Alcohol Consumption & COVID-19

  • The restrictions introduced to restrict the spread of Covid-19 meant that pubs and restaurants remained closed throughout much of the fieldwork period during the previous wave of the survey in 2021, with access to hospitality limited.
  • A small decline in frequency of alcohol consumption (from 41% to 37% of the population drinking alcohol at least once a week). However, 42% of drinkers reported that they were drinking less alcohol since the start of the Covid-19 restrictions.
  • The 2022 Survey found that the proportion reporting that they drink less has declined to 33%, with 54% claiming that the amount of alcohol they consume has remained unchanged. Roughly one in eight drinkers (13%) report that they now drink more – the same as measured in the previous wave.
  • While there are various ways in which this can be interpreted, it suggests that alcohol consumption patterns for some have returned to what they were prior to the Covid-19 restrictions, but that for many drinkers they are still drinking less than they were prior to the introduction of restrictions.

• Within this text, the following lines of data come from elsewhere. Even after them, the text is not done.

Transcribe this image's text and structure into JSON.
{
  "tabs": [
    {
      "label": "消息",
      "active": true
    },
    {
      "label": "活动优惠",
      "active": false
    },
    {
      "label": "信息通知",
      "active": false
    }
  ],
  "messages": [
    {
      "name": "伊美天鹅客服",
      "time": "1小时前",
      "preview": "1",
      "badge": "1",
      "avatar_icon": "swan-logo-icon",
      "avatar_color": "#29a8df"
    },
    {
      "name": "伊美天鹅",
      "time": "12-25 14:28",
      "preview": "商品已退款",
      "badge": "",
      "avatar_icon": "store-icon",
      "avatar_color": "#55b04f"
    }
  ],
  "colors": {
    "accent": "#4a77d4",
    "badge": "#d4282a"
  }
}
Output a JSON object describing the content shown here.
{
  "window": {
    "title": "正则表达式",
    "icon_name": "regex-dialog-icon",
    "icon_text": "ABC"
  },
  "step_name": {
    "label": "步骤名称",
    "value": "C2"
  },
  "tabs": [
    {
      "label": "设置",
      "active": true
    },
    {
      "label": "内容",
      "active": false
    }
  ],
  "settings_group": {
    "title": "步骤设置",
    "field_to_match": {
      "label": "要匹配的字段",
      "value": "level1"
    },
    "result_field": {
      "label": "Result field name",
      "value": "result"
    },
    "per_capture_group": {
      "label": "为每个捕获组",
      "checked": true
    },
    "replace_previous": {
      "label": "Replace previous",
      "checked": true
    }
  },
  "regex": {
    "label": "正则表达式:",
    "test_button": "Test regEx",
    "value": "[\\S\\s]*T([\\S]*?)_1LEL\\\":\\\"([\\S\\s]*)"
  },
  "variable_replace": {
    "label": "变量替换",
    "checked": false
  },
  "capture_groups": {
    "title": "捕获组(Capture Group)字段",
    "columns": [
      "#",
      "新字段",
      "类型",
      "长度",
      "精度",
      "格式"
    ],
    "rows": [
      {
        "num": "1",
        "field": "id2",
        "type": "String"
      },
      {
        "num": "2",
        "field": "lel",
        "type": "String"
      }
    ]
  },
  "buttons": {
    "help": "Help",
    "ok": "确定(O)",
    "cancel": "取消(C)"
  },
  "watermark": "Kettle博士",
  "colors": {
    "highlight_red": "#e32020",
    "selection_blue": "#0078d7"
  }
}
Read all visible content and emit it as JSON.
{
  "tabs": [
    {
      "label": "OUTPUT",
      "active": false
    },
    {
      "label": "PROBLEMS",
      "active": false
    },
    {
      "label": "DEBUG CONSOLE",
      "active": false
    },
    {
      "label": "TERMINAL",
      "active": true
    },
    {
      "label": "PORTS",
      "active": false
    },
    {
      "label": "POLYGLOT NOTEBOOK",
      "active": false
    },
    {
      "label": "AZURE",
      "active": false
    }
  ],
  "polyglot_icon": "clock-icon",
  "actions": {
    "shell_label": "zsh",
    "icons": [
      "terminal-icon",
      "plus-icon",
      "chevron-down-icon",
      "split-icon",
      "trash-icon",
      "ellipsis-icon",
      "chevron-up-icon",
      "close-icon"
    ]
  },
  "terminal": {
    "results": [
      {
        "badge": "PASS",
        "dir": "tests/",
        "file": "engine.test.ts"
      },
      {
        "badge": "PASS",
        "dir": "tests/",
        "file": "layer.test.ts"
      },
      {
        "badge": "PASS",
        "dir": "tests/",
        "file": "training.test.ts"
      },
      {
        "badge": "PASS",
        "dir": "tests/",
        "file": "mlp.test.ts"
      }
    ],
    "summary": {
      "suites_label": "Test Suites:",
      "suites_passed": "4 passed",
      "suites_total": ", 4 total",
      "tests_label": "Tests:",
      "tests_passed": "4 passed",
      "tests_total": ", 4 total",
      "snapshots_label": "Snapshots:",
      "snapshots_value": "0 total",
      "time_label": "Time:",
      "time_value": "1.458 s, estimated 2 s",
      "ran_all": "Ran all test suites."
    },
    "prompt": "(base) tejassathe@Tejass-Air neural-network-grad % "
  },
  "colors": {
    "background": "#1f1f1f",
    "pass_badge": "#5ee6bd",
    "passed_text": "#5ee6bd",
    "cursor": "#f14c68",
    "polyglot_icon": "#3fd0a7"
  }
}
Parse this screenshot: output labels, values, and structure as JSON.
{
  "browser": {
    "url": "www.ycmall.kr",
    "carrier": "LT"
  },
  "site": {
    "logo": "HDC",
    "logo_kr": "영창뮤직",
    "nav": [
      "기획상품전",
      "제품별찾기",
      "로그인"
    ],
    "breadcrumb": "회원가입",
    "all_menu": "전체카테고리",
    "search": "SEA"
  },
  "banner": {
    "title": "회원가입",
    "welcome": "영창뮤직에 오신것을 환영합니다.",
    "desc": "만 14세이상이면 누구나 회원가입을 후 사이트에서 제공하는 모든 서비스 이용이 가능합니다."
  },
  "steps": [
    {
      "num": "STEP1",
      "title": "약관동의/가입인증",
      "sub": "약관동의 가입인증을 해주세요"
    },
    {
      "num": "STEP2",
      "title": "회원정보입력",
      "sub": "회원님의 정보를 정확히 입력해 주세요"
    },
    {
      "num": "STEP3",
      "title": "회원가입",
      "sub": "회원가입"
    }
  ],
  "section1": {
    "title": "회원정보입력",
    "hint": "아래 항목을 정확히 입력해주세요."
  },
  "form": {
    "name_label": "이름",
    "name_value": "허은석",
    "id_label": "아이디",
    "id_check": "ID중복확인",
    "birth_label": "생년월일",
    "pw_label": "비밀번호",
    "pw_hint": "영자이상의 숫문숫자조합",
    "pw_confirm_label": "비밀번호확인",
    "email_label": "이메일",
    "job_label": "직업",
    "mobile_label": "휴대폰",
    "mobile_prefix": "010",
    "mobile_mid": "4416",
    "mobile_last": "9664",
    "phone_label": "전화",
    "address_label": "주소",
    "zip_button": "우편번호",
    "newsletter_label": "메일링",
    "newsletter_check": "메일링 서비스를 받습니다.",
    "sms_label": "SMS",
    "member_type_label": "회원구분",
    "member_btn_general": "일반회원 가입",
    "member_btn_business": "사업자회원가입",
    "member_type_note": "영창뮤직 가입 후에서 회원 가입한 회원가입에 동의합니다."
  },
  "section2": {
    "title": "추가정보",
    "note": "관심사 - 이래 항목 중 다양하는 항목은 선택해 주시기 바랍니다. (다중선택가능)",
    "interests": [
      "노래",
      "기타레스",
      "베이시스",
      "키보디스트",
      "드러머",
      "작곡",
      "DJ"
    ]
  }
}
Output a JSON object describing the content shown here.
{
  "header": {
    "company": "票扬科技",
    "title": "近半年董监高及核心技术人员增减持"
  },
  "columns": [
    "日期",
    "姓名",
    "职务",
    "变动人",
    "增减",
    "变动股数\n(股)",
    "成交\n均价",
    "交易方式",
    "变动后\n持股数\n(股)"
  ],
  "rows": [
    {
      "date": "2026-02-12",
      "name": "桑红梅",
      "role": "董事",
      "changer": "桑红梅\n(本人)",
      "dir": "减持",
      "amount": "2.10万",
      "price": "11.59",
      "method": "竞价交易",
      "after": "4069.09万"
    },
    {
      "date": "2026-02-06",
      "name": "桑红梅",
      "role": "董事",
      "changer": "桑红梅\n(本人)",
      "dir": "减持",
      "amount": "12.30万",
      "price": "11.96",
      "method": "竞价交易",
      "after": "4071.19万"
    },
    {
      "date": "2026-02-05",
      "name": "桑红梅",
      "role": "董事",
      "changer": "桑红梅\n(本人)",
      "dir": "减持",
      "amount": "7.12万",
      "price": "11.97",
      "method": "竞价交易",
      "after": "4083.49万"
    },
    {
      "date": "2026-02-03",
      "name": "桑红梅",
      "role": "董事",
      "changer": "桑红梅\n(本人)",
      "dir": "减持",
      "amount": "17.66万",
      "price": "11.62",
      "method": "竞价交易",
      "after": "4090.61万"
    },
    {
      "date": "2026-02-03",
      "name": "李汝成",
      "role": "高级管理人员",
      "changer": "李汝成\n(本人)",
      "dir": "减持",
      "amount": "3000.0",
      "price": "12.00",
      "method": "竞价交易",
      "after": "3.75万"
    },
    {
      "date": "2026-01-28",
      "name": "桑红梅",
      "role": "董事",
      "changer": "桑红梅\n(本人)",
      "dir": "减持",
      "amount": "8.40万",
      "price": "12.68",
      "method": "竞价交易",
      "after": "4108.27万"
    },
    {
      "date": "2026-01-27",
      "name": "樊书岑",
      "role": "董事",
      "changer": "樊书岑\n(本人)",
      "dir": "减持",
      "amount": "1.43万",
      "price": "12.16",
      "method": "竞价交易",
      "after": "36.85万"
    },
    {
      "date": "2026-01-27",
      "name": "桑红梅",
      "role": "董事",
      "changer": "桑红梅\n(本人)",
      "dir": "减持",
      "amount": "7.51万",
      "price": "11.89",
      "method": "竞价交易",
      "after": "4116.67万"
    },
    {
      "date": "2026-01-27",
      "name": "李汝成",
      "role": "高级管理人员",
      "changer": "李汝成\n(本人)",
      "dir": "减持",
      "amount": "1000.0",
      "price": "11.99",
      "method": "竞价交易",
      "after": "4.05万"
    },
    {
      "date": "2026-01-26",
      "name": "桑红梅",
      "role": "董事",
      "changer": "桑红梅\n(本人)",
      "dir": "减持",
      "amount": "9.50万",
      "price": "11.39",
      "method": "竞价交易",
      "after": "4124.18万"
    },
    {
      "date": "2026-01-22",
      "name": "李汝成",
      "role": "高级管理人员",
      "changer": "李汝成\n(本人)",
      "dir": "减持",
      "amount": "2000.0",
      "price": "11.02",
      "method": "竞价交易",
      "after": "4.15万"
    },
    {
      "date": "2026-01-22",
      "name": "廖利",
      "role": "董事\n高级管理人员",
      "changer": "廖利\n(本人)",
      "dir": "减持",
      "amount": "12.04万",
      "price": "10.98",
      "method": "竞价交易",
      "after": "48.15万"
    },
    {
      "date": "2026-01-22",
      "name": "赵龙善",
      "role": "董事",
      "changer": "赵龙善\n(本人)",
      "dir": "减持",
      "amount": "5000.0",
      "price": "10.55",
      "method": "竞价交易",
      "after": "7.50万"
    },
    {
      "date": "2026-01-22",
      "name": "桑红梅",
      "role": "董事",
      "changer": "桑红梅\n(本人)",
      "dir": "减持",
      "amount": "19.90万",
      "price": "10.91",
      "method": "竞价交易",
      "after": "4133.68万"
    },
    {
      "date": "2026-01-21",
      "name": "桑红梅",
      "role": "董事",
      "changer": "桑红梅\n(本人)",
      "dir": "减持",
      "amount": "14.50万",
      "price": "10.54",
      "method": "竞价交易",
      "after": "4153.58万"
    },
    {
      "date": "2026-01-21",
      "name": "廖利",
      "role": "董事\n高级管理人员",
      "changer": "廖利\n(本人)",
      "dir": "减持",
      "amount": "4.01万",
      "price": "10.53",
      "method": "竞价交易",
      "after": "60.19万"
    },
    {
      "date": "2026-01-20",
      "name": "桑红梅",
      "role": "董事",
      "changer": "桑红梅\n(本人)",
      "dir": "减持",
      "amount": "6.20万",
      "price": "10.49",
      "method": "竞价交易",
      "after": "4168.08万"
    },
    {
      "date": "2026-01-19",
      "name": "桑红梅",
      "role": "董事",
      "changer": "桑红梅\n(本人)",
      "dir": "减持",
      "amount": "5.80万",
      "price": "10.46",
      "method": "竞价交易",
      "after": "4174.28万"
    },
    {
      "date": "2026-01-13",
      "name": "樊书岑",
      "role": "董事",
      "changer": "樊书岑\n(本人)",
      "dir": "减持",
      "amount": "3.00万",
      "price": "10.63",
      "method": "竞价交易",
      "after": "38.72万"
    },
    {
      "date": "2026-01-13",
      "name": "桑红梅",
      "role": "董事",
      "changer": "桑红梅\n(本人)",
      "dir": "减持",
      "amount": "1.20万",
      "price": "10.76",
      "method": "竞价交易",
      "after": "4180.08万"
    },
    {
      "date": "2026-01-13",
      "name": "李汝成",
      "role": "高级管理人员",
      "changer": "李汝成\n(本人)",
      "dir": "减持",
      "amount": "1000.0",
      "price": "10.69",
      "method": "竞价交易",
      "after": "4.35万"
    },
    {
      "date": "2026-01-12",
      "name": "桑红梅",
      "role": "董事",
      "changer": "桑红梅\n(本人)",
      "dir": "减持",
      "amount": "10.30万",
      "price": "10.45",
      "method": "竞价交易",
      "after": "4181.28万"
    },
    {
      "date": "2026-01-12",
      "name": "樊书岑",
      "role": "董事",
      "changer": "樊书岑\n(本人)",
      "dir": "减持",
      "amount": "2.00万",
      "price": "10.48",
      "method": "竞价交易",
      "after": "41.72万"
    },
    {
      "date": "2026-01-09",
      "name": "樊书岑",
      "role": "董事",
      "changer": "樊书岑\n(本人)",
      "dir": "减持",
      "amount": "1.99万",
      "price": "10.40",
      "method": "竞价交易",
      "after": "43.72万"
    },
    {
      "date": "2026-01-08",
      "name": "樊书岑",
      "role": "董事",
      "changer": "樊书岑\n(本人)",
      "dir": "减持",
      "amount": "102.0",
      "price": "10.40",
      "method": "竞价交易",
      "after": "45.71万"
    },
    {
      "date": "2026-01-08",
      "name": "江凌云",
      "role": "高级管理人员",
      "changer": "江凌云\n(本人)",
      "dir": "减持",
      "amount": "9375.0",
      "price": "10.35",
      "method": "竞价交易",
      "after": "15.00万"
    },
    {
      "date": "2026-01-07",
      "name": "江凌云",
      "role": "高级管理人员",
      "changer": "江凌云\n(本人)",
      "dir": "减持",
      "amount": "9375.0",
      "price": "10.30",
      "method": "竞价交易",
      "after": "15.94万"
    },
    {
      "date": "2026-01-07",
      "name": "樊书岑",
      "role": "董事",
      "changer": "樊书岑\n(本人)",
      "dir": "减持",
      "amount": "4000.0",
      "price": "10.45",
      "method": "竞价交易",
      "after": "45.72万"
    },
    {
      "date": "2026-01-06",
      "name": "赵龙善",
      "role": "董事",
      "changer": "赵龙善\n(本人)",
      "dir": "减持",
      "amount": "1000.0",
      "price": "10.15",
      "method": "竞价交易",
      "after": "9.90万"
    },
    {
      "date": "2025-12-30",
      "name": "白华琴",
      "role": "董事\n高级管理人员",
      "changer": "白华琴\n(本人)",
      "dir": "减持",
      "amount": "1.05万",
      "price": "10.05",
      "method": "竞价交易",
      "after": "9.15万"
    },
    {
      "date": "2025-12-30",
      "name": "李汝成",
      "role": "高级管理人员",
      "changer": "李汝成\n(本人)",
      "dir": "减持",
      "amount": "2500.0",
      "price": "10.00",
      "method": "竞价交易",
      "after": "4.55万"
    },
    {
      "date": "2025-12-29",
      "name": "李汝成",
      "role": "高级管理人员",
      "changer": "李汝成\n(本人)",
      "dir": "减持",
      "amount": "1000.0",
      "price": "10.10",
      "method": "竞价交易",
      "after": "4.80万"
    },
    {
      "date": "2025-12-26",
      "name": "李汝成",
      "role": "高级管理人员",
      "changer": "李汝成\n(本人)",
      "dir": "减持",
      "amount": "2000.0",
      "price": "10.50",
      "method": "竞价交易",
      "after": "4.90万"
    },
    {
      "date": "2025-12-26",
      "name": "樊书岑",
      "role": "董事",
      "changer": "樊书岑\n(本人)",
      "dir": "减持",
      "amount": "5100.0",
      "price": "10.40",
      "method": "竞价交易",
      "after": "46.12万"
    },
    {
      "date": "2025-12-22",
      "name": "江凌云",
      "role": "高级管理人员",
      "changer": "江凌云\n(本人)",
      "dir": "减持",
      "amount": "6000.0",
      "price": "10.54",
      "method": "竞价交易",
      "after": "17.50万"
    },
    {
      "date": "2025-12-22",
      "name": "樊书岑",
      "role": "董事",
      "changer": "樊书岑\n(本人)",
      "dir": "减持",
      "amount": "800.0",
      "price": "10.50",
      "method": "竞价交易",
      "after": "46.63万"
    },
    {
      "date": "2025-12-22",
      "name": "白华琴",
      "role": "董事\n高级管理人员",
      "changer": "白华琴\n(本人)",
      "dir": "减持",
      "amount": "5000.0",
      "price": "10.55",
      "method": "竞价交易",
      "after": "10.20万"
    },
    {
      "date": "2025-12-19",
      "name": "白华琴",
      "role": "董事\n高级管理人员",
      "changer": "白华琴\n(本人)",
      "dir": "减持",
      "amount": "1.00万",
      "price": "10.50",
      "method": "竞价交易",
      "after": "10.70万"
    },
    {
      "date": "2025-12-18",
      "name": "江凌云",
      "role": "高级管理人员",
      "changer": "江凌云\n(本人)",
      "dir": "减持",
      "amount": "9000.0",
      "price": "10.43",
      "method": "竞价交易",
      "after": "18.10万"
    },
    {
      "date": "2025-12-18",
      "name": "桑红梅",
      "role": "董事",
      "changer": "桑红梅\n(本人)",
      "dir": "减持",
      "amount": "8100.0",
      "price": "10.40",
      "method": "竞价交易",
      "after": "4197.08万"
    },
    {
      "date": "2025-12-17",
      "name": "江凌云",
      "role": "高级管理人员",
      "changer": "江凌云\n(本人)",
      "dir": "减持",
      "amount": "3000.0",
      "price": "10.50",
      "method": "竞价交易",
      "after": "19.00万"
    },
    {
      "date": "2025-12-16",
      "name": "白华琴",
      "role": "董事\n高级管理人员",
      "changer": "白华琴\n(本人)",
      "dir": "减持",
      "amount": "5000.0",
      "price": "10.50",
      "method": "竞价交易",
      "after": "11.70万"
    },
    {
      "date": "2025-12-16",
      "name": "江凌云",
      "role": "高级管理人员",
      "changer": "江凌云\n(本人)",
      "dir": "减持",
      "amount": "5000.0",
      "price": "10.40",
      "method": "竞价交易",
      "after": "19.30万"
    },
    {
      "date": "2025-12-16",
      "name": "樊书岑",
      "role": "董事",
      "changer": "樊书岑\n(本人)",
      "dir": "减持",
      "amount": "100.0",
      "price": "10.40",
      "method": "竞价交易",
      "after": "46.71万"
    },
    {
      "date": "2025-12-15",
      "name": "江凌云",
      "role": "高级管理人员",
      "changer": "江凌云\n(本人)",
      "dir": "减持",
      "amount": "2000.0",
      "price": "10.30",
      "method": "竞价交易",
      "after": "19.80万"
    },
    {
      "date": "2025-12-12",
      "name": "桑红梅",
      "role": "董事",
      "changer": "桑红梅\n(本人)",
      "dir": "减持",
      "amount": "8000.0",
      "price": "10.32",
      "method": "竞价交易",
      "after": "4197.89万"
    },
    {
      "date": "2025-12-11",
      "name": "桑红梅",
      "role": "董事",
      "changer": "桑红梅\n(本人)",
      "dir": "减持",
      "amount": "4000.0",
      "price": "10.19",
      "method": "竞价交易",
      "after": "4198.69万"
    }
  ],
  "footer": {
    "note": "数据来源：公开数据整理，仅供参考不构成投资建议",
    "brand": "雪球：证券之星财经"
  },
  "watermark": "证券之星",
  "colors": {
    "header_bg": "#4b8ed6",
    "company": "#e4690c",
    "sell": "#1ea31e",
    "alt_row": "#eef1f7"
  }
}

  • One of the key findings emerging from the previous survey was a gender difference in drinking patterns, particularly between mothers and fathers. Previously almost 1 in 5 (19%) mothers who drink reported that they were now drinking more, compared to 13% of fathers who reported the same. This gender difference is no longer evident in this wave with equal proportions of women and men, as well as mothers and fathers, now reporting that they drink more (13% in all cases).